Much choice, much confusion: Treating basal cell carcinoma
A partir d'une revue systématique de la littérature publiée jusqu'en mai 2018 (40 essais cliniques et 5 études non randomisées), cette méta-analyse compare l'efficacité, du point de vue notamment du taux de récidive, et la sécurité de différents traitements d'un carcinome basocellulaire primitif (résection, curetage, radiothérapie, cryothérapie, diathermie, photothérapie dynamique, imiquimod, 5-fluorouracile, ...)

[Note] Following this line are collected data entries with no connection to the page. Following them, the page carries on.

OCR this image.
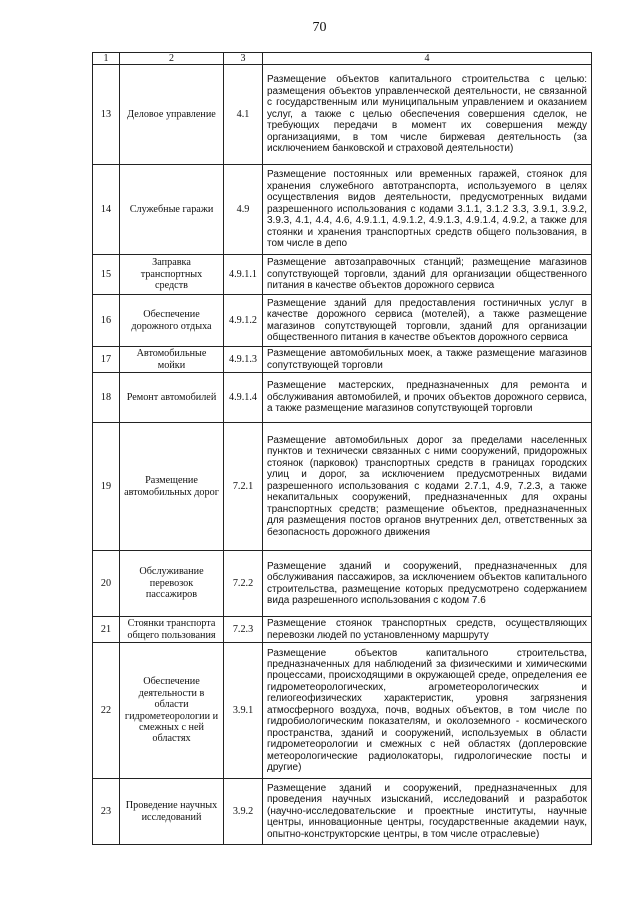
70
1	2	3	4
13	Деловое управление	4.1	Размещение объектов капитального строительства с целью: размещения объектов управленческой деятельности, не связанной с государственным или муниципальным управлением и оказанием услуг, а также с целью обеспечения совершения сделок, не требующих передачи в момент их совершения между организациями, в том числе биржевая деятельность (за исключением банковской и страховой деятельности)
14	Служебные гаражи	4.9	Размещение постоянных или временных гаражей, стоянок для хранения служебного автотранспорта, используемого в целях осуществления видов деятельности, предусмотренных видами разрешенного использования с кодами 3.1.1, 3.1.2 3.3, 3.9.1, 3.9.2, 3.9.3, 4.1, 4.4, 4.6, 4.9.1.1, 4.9.1.2, 4.9.1.3, 4.9.1.4, 4.9.2, а также для стоянки и хранения транспортных средств общего пользования, в том числе в депо
15	Заправка транспортных средств	4.9.1.1	Размещение автозаправочных станций; размещение магазинов сопутствующей торговли, зданий для организации общественного питания в качестве объектов дорожного сервиса
16	Обеспечение дорожного отдыха	4.9.1.2	Размещение зданий для предоставления гостиничных услуг в качестве дорожного сервиса (мотелей), а также размещение магазинов сопутствующей торговли, зданий для организации общественного питания в качестве объектов дорожного сервиса
17	Автомобильные мойки	4.9.1.3	Размещение автомобильных моек, а также размещение магазинов сопутствующей торговли
18	Ремонт автомобилей	4.9.1.4	Размещение мастерских, предназначенных для ремонта и обслуживания автомобилей, и прочих объектов дорожного сервиса, а также размещение магазинов сопутствующей торговли
19	Размещение автомобильных дорог	7.2.1	Размещение автомобильных дорог за пределами населенных пунктов и технически связанных с ними сооружений, придорожных стоянок (парковок) транспортных средств в границах городских улиц и дорог, за исключением предусмотренных видами разрешенного использования с кодами 2.7.1, 4.9, 7.2.3, а также некапитальных сооружений, предназначенных для охраны транспортных средств; размещение объектов, предназначенных для размещения постов органов внутренних дел, ответственных за безопасность дорожного движения
20	Обслуживание перевозок пассажиров	7.2.2	Размещение зданий и сооружений, предназначенных для обслуживания пассажиров, за исключением объектов капитального строительства, размещение которых предусмотрено содержанием вида разрешенного использования с кодом 7.6
21	Стоянки транспорта общего пользования	7.2.3	Размещение стоянок транспортных средств, осуществляющих перевозки людей по установленному маршруту
22	Обеспечение деятельности в области гидрометеорологии и смежных с ней областях	3.9.1	Размещение объектов капитального строительства, предназначенных для наблюдений за физическими и химическими процессами, происходящими в окружающей среде, определения ее гидрометеорологических, агрометеорологических и гелиогеофизических характеристик, уровня загрязнения атмосферного воздуха, почв, водных объектов, в том числе по гидробиологическим показателям, и околоземного - космического пространства, зданий и сооружений, используемых в области гидрометеорологии и смежных с ней областях (доплеровские метеорологические радиолокаторы, гидрологические посты и другие)
23	Проведение научных исследований	3.9.2	Размещение зданий и сооружений, предназначенных для проведения научных изысканий, исследований и разработок (научно-исследовательские и проектные институты, научные центры, инновационные центры, государственные академии наук, опытно-конструкторские центры, в том числе отраслевые)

In the United States, the number of newly diagnosed cases of nonmelanocytic skin cancer, which includes both basal cell carcinoma (BCC) and squamous cell carcinoma, is reaching epidemic proportions (1, 2). An analysis of the National Ambulatory Medical Care Survey database showed that between 1995 and 2007, office visits related to nonmelanocytic skin cancer increased 70% to 1660 visits per 100 000 person-years (3). From a health economics perspective, the annual medical cost of treating nonmelanocytic skin cancer is $4.8 billion, representing a 74% increase over the past decade (4). Although most cases of BCC are curable and are localized to the skin, they cause significant suffering and in rare cases even death, particularly in frail populations, such as elderly and immunosuppressed persons.